Though often described as having been shielded from austerity, owing to its ring-fenced budget, the NHS is enduring the toughest spending settlement in its history. Since 1950, health spending has grown at an average annual rate of 4 per cent, but over the last parliament it rose by just 0.5 per cent. An ageing population, rising treatment costs and the social care crisis all mean that the NHS has to run merely to stand still. The Tories have pledged to provide £10bn more for the service but this still leaves £20bn of efficiency savings required. 

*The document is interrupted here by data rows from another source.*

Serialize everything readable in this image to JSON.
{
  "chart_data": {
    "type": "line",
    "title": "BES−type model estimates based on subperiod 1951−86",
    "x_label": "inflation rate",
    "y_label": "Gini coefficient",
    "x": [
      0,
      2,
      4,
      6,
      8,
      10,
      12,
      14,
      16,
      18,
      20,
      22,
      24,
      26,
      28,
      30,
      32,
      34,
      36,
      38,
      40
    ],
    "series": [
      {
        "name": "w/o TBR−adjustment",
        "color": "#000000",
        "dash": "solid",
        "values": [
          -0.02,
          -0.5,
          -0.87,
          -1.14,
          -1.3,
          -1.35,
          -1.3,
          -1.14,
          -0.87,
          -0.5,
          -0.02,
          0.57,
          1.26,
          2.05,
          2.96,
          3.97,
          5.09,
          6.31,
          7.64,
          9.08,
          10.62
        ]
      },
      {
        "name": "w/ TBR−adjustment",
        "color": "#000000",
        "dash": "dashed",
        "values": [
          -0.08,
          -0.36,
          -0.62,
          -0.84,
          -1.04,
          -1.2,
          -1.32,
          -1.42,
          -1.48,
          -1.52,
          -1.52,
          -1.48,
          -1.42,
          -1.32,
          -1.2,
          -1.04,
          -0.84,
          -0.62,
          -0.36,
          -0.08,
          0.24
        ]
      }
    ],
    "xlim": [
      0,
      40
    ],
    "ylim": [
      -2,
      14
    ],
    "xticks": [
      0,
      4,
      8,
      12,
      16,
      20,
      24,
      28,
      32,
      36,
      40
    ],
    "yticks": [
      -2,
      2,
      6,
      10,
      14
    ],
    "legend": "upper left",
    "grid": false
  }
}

Speculation is now turning to whether George Osborne will provide an emergency injection of funds in the Autumn Statement on 25 November. But the long-term question is whether anyone is prepared to offer a sustainable solution to the crisis. Health experts argue that only a rise in general taxation (income tax, VAT, national insurance), patient charges or a hypothecated "health tax" will secure the future of a universal, high-quality service. But the political taboo against increasing taxes on all but the richest means no politician has ventured into this territory. Shadow health secretary Heidi Alexander has today called for the government to "find money urgently to get through the coming winter months". But the bigger question is whether, under Jeremy Corbyn, Labour is prepared to go beyond sticking-plaster solutions. 

George Eaton is political editor of the New Statesman.